Suicides don’t happen for one reason or all of the same reasons
No two suicides are alike, if you’re asking me what it’s like to feel suicidal, that is fine as long as you know I can only tell you in broad terms. My suicidality came out of a multitude of things, including academic pressures, social stigma, identity issues, high school, and much else. It didn’t come from things like homelessness, financial hardship, anti-LGBTQ prejudice, unemployment or bereavement. And these are just some of the factors I cannot speak to. Each story that you come across is going to be different and deeply personal. Please don’t try to retell my story to fit your own narrative.
Do NOT try to get stuff ‘off the record’
Just don’t. Please don’t. And don’t pressure me or others like me to do it. I have a very firm boundary that I don’t discuss suicide methods. My reasons are simple, it adds nothing to my story and could be easily copied by a vulnerable person. This is a line I have always set. PAPYRUS – Prevention of Young Suicide, the charity through which I do much of my speaking on this topic has an equally firm stance that they make clear. And yet I am still asked by too many people I’ve worked with, ‘off the record’. I understand there is a morbid curiosity to this, but please consider the position you put someone in when you do that. It’s an answer that gives you no benefit, and puts people like me in a difficult space. I want to share my experiences to be a help, but I don’t want to do that at a cost to myself and others. Do not force me to make the choice to step away or put myself at risk.

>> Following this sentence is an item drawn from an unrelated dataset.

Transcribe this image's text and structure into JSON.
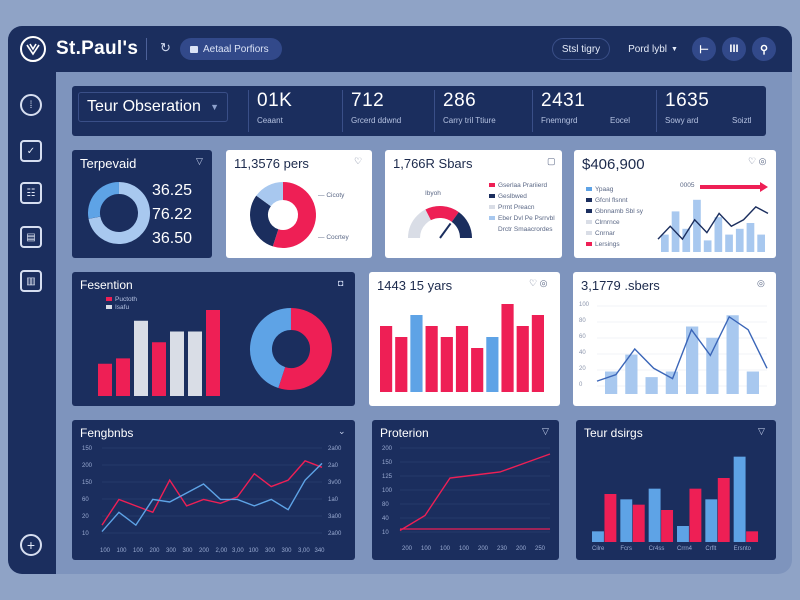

Be aware of what talking about this can bring up for me
I’ve been talking about this for a number of years, I have been mentally well for the longest extended period since I first got into the depression game, I have a strong support network, I’m becoming better at self-care, I know a lot of where my internal risks are.
And even with all of that positive structure in place, talking about this can still fuck me up. When you talk to someone about this, you ask them to tell you a story, but for many what you’re really doing is asking them to revisit a trauma. Some of us are happy to do that, and that’s why we’ll talk to you, but don’t think of it as easy or simple or ‘run of the mill’. The preparation, the talking, and the aftermath all take a mental toll. Do not assume that after we’re done I’m going to be able to go back to my day as if nothing had happened. If I’m lucky that may be the case – it hasn’t happened lately though.
Remember that someone is sharing something that is personal, stigmatised, bound in trauma, and something that society hasn’t got to grips with. Be kind. It goes a long way, if you approach this with compassion and kindness, in my experience it tends to show both in you, and your finished work. You have an important role in telling a hidden story. Do it kindly.